Dr. Scott Denmark: Recipient of the Prelog Medal
In 2007, Dr. Scott Denmark traveled to Zürich, Switzerland, to receive an award of special importance, not only for its significance in chemistry, but also for him personally: the Vladimir Prelog Medal, awarded by the Organic Chemistry Laboratory of the Swiss Federal Institute of Technology (ETH-Zürich). For more than 20 years, the Prelog Medal has stood as a distinguished achievement in the chemical world, recognizing not only excellence in chemistry, but also an individual who has made fundamental contributions to the field of stereochemistry. Heralded as an original and innovative thinker in stereochemistry, Denmark was a clear choice for the award due to his pioneering work in the invention and study of new, stereoselective, synthetic reactions.
The award was meaningful for Denmark, however, not only because of its prestige, but because of the personal connection that he had with the individual for whom the award was named. A graduate of the ETH, Denmark had known Prelog and had many memorable encounters with this legendary chemist. During his graduate years, Denmark spent his Sundays in the ETH Bibliothek, reading not only the current literature, but also the work of the giants of organic chemistry who had laid the foundations of the field. Of particular interest were those scientists, especially Prelog, Ruzicka, Wilstätter, and Kuhn who had spent much of their careers at the ETH. Indeed, in his speech accepting the medal, Denmark identified Prelog as one of his chemical heroes.
Although Prelog made seminal contributions to many areas of chemistry, including the structure and synthesis of alkaloids and antibiotics, it was his work in stereochemistry that was recognized by the Nobel Foundation in 1975. Prelog discovered early on the many stereochemical consequences of organic structures and transformation, and devoted himself to determining, manipulating, and understanding those phenomena. His work lead to the development of the Cahn-Ingold-Prelog system, as well as the creation of "Prelog's Rules," a method for determining the absolute configuration of secondary alcohols.

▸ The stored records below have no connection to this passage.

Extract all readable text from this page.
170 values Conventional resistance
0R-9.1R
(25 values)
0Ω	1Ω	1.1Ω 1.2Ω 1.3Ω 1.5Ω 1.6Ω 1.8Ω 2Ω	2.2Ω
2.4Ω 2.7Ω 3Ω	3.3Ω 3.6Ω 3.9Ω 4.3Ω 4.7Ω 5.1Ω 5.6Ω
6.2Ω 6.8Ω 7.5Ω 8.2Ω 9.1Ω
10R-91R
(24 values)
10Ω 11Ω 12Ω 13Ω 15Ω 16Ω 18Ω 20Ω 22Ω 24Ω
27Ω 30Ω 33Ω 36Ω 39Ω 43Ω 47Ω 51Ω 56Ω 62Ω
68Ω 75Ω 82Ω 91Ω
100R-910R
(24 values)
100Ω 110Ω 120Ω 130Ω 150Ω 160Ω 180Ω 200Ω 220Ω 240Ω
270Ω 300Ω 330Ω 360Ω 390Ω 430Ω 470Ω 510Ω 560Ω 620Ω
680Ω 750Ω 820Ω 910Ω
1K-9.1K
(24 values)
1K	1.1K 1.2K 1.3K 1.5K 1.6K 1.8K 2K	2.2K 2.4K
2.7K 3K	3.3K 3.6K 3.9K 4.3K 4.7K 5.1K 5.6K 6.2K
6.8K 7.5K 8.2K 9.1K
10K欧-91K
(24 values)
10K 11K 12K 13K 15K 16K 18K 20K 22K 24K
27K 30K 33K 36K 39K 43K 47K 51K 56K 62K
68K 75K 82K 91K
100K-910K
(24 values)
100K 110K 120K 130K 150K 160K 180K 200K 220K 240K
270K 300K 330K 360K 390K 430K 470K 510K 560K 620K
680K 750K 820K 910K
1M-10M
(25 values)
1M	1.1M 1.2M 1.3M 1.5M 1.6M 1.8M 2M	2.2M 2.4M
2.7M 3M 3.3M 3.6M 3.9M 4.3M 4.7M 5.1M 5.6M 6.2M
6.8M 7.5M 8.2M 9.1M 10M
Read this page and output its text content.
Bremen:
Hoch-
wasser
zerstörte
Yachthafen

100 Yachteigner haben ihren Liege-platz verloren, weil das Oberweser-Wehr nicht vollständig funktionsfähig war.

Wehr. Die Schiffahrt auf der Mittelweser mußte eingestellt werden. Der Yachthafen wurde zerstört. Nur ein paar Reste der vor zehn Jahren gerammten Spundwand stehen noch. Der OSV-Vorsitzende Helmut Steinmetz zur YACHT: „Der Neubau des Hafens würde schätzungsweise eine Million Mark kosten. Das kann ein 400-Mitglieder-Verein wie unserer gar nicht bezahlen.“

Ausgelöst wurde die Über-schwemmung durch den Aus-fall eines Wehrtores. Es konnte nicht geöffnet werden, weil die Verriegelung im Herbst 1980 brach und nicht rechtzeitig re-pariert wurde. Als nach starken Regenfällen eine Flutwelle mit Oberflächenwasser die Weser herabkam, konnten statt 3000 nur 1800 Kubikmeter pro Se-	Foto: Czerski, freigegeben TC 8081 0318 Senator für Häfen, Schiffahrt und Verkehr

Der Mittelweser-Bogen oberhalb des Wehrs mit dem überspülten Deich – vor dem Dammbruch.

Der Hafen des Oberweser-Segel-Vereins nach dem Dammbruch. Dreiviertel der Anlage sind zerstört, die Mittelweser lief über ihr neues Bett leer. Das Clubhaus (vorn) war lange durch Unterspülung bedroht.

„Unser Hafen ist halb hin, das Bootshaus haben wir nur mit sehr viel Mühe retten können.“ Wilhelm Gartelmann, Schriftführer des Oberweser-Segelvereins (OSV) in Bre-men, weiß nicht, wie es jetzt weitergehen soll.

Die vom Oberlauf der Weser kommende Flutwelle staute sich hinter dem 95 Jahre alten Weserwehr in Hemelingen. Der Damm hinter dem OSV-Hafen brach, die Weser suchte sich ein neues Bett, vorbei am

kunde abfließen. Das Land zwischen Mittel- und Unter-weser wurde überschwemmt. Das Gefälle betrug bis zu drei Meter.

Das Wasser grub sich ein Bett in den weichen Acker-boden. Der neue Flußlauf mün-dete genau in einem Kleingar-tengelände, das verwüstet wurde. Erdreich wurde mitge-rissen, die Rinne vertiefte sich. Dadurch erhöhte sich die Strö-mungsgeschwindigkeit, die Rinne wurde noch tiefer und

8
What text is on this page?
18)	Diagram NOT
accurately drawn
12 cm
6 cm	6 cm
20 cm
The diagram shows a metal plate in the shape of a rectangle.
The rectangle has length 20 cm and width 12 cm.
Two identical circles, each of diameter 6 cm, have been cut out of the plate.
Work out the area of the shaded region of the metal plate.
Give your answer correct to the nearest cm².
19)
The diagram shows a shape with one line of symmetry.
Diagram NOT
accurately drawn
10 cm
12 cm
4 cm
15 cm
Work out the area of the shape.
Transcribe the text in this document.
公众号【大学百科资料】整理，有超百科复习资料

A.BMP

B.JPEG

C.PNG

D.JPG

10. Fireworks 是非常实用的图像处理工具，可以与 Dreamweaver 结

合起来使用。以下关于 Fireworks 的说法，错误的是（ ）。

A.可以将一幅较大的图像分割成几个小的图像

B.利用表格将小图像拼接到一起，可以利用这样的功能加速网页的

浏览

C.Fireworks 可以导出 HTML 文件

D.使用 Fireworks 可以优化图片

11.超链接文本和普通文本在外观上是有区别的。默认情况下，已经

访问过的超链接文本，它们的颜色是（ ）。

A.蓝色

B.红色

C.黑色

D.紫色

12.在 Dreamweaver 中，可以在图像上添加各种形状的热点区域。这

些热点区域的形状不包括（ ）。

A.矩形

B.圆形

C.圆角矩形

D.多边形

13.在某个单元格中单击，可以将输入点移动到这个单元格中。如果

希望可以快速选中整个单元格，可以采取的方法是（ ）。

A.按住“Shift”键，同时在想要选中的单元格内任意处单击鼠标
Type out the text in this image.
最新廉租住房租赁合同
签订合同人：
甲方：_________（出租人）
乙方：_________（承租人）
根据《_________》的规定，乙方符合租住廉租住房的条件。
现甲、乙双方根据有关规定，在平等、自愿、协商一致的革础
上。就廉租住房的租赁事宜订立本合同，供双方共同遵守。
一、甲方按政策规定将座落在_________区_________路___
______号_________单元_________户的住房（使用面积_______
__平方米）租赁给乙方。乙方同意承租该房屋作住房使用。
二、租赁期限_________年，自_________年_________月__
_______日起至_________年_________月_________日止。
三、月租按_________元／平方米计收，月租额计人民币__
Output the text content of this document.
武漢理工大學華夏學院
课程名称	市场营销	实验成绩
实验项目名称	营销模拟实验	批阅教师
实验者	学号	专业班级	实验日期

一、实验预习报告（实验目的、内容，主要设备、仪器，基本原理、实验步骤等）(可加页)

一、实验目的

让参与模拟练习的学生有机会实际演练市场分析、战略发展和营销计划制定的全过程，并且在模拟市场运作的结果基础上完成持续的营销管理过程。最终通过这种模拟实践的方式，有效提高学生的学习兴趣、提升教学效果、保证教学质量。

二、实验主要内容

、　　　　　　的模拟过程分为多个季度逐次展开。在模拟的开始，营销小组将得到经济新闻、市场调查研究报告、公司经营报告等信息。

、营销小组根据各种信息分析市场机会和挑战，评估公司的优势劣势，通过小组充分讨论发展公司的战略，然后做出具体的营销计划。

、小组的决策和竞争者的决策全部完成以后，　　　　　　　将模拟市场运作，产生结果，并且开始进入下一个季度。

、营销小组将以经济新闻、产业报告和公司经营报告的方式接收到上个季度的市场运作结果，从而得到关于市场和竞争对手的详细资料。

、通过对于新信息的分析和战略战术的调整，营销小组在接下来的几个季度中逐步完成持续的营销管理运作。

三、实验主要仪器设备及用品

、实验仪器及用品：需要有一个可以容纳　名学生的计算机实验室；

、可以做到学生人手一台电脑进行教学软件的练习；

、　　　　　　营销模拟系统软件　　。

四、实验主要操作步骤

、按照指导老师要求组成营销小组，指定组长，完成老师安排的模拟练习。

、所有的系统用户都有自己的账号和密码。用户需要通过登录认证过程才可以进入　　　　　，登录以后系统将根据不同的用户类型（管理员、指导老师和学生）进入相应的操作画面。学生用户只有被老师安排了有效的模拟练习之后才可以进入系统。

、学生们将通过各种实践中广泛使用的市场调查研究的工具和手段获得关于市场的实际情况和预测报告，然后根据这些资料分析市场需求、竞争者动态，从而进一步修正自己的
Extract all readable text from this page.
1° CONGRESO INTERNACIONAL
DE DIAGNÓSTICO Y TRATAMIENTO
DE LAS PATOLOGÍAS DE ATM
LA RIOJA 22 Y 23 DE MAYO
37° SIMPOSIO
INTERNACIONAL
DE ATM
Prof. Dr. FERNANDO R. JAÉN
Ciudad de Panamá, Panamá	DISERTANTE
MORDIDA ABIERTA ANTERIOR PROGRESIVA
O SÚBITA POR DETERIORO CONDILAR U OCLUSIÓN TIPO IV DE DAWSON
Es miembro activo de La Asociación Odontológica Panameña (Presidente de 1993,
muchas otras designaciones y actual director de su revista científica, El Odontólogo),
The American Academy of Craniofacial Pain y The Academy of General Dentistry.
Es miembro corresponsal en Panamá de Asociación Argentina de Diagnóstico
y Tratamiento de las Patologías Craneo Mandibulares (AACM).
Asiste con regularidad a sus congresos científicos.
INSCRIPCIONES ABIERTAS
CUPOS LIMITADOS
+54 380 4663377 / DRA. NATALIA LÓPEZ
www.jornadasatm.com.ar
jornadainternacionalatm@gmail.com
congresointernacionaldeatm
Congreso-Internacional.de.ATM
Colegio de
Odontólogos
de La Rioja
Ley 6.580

Stereochemistry suffuses the many different areas of research investigated by Denmark during his 28-year career at Illinois. From his early reports on the Nazarov cyclization—which were termed groundbreaking by his contemporaries—to his more recent work in emphasizing the chemistry of Lewis bases, which has led to the identification of new opportunities for catalysis, Denmark's many discoveries have opened doors in exciting and pioneering new ways. Leading scientists such as Erick Carreira have lauded his recent research in Lewis base catalysis, saying that, "A combination of creativity and mechanistic insight has produced a substantive new addition to the field of asymmetric synthesis... The intellectual departure from the established norm only came about as a consequence of the creativity and innovation that typifies Denmark's research program. The development of this concept required a new class of reagents, i.e. trichlorosilyl enolates, and catalysts, particularly chiral phosphoramides. The success of these transformations constitutes a remarkable tour de force ..."
The long list of awards that Denmark has received pays tribute to the lasting impact that he has left on the world of chemistry. With honors including the Yamada-Koga Prize of the Japan Research Foundation for Optically Active Compounds; the Pedler Medal from the Royal Society of Chemistry; the A.C. Cope Scholar award from the American Chemical Society (ACS); and the ACS Award for Creative Work in Synthetic Organic Chemistry, Denmark's recognitions abound. Yet, despite this surfeit of accolades, his enthusiasm and creativity have not diminished. In recent years he has embarked upon new adventures in research, exploring uncharted areas in chemistry and stereochemistry, for example in systematic examination of the characteristics of phase transfer catalysts and the implementation of organosilicon compounds in cross-coupling processes.
Through it all, however, Denmark has maintained a perspective that both pays tribute to and echoes that of Vladimir Prelog. Prelog (a Croation by birth) recognized how fortunate he was to have been given the opportunity to be a professor at the ETH-Zürich. He maintained that it was a privilege to interact with outstanding colleagues and students and he was always grateful for the assistance and guidance he received from his colleagues and co-workers. Most importantly, Prelog generously acknowledged the contributions made by his predecessors, without whom many of his own discoveries would not have been possible.
"If I have seen further than others," Denmark said in his acceptance speech, quoting Isaac Newton, "it is by standing upon the shoulders of giants."